Guess what? This happens to adults too. We sometimes give ourselves reasons and excuses as to why we are not punctual or why we did not do our chores on time. If we are honest with ourselves, we find the answer as to why we continuously struggle to complete or do certain tasks. That is why having awareness as to how we relate ourselves to the chore or task will help us see how we relate to the time needed to be spent on that chore or task.
For example, if you constantly struggle to leave work early for home, it could mean that you find explaining to your boss or colleagues daunting and so it is easier to tell your family that you cannot finish work on time because the boss gave you too much work. If you keep doing this all the time for years, your relationship with your family would be affected and your boss and colleagues would continuously expect you to stay and do more work for them.
Time waits for no man. As cliche as it sounds, the majority of the people in this world still takes time for granted. Usually, they would only have a realisation about time on their death beds. It is morbid but this is how it is for most.
How can we manage time?
One mummy shared that she does not manage her time but she manages what she can do with the time she has. Yes, we can only optimise our time. We cannot buy time. I shared that we need to be realistic with our time and set realistic goals within the time that we have.
If we have smaller children to care for, we know that they could have their meltdowns, they would ask you to play along with them, they may want your attention and so our days become predictable as such with young children. We got to be realistic with our schedule and the things we want to do.
Sometimes we tend to be too hard on ourselves by setting unrealistic goals, goals that are impossible to accomplish within a particular timeframe. Scientists needed years to build a rocket and that’s calculated, even babies need 9 months to fully develop. Why are we giving ourselves an unrealistic timeframe to complete a lot of tasks in one day, one month and one year?
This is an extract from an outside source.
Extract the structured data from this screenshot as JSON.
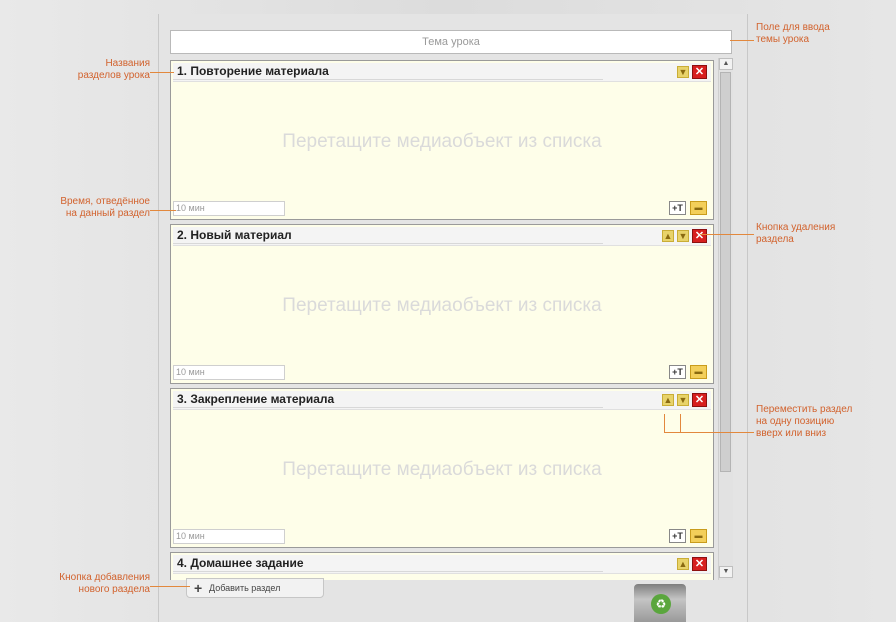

There is a difference between being productive and being a doer. Some people do a lot of things but they are not productive. For example, they cook, they clean, they work but they do not do a proper job at all of them because everything is a rush and it felt as if we were in the middle of a war zone at home (I am exaggerating). Then, there is another person that aims to complete a few important tasks that he or she sets out to do. When that task is complete, albeit being a few, that is considered as being productive at least for that person.
With time on your side, you get to smell the flowers.